The Iowa men’s basketball team played quality basketball on Thursday night in a 104-97 overtime win at Illinois, picking up the first Big Ten Conference win of the season. Especially in the second half, the stagnation on offense turned into a purposeful flow, where players off the ball moved well and everyone shared it efficiently. The guessing and confusion on defense at least turned into activity and effort.
But it was one game. As it stands the day after, the Hawkeyes (10-9, 1-5 Big Ten) have yet to prove that what happened in the second half — completing a rally from down 20 in the second-largest road comeback in program history — is what should be expected, not an exception.
“We all love this feeling right now and we want to feel it again,” freshman forward Luka Garza said. “We can see what we’re like when we play at this level and see what our potential is. And we can play better than what we did. We should never get down (20). That’s something we can improve on. We’re not going to have those kinds of nonchalant performances anymore.
“We had a mindset change. … That’s what we need to do to get wins. That’s our type of team. That’s what we need to focus on.”
Sophomore forward Tyler Cook said Thursday night the challenge is “figuring out who works well with who, what we need to do offensively and defensively to get the W.” That’s a message that has been consistent even through the losses, but Iowa got some clues as to possible answers against Illinois.
More than a few things were different in that second half, namely help off the bench and frontcourt players other than Cook producing offensively — Garza and Ryan Kriener, specifically.
Head coach Fran McCaffery pointed out a list of things that improved, but giving Cook some relief from shouldering all the production made life much easier for the Hawkeyes. Garza’s offensive output, the physical, bruising post-ups and fighting for rebounds on the offensive glass, opened up space to drive and pass for himself and others.
It’s a factor that, if replicated, could provide much-needed sustainability to Iowa’s offense, which has only shown flashes of being what they and everyone else expected them to be this season.
“When you’ve got bigs that can score, they can’t focus on Tyler Cook exclusively,” McCaffery said. “I was proud of the fight. We had to make some adjustments. We weren’t defending like we needed to. They were scoring and we were sloppy. Sometimes your offense is sloppy against Illinois because of how they play defense. You don’t have easy ball movement opportunities.
“I thought the critical thing was Kriener’s performance to allow (Garza) to be fresh in that (final) stretch of the game. When he came in, he came in with energy and confidence. That spurt was huge for us and I think for him.”
Kriener’s game off the bench doesn’t jump out on the stat sheet. Five points and four rebounds in 12 minutes aren’t going to earn him an award, but there was no doubt he earned the nine second-half minutes he got. His rebounding and care with the ball on offense — a turnaround from his last several performances — allowed Iowa not to miss a beat when Garza was taking his breather.

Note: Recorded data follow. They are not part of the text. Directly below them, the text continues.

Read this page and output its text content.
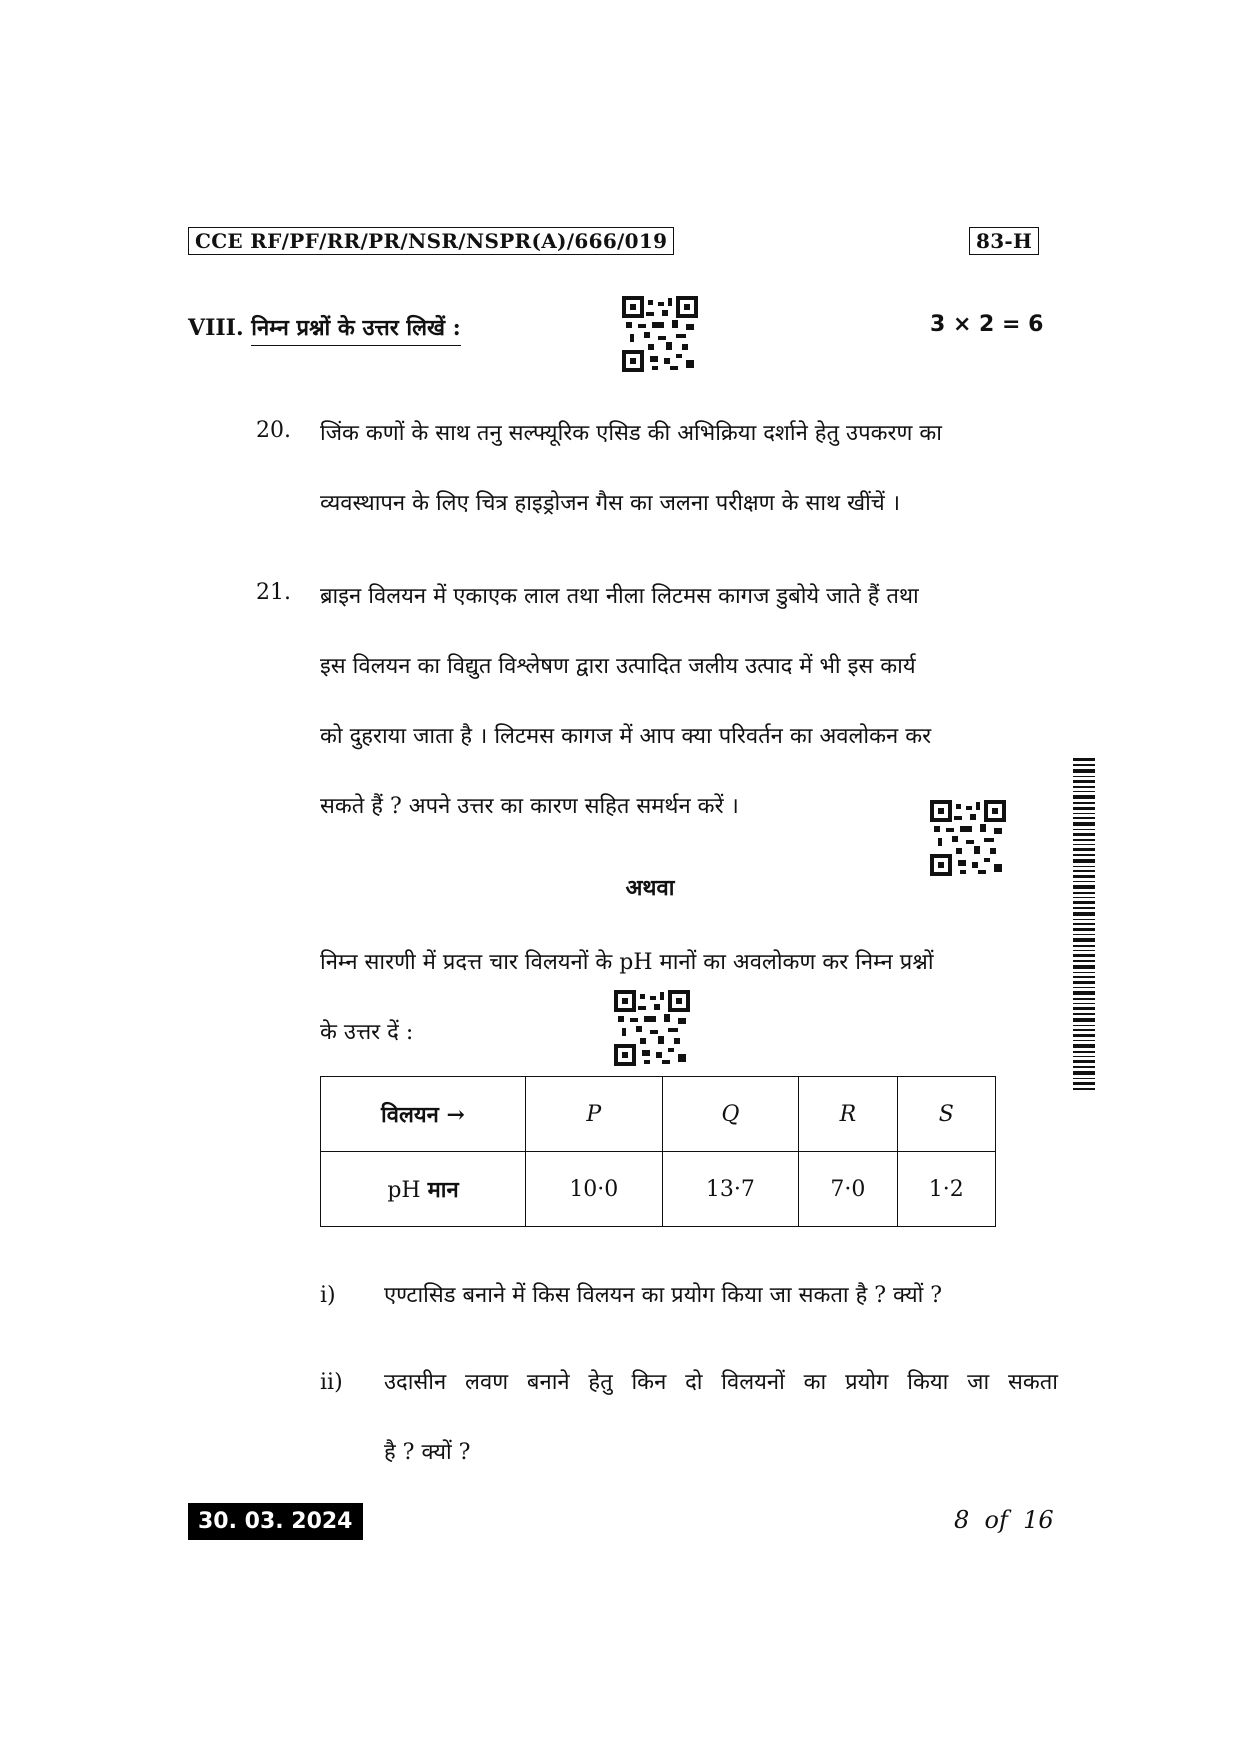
CCE RF/PF/RR/PR/NSR/NSPR(A)/666/019	83-H
VIII. निम्न प्रश्नों के उत्तर लिखें :	3 × 2 = 6
20. जिंक कणों के साथ तनु सल्फ्यूरिक एसिड की अभिक्रिया दर्शाने हेतु उपकरण का
व्यवस्थापन के लिए चित्र हाइड्रोजन गैस का जलना परीक्षण के साथ खींचें ।
21. ब्राइन विलयन में एकाएक लाल तथा नीला लिटमस कागज डुबोये जाते हैं तथा
इस विलयन का विद्युत विश्लेषण द्वारा उत्पादित जलीय उत्पाद में भी इस कार्य
को दुहराया जाता है । लिटमस कागज में आप क्या परिवर्तन का अवलोकन कर
सकते हैं ? अपने उत्तर का कारण सहित समर्थन करें ।
अथवा
निम्न सारणी में प्रदत्त चार विलयनों के pH मानों का अवलोकण कर निम्न प्रश्नों
के उत्तर दें :
विलयन →	P	Q	R	S
pH मान	10·0	13·7	7·0	1·2
i) एण्टासिड बनाने में किस विलयन का प्रयोग किया जा सकता है ? क्यों ?
ii) उदासीन लवण बनाने हेतु किन दो विलयनों का प्रयोग किया जा सकता
है ? क्यों ?
30. 03. 2024	8  of  16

McCaffery has lauded his bench, and in defending such a deep rotation said he’s confident in that because there’s no drop-off in talent. Until Thursday, his bench hadn’t backed that up. If Kriener was proudest of anything with his performance, it was, “good to kind of live up to everything coach has been saying about us, that when we come in there’s no drop-off, and I think we showed that (Thursday) and proved what he’s been saying.”
One of McCaffery’s go-to sayings last year, when basically all these current guys were freshmen, was that they needed “to go through it” to understand what it takes to win. Maybe you can add “again” to the end of that statement now, because in a new year, it seems there was a reset button hit.
Until Thursday, Iowa’s losses felt like a self-fulfilling prophecy, where games followed the same pattern. Now that there’s tangible proof it can be different, there’s at least the possibility they can use the experience and the film to ensure it wasn’t just a one-time thing.
“It’s hard when you’re not winning Big Ten games in the first place because you don’t really have a steppingstone to look back on,” sophomore guard Jordan Bohannon said. “All we had was last year (before this). It’s not really the same team; it’s not the same feel (as last year). Hopefully getting this first road win, we’ll have something to look back on and know that obviously it’s like this in any game in the Big Ten; look back on it and know what we did well and work on what we did bad as well.”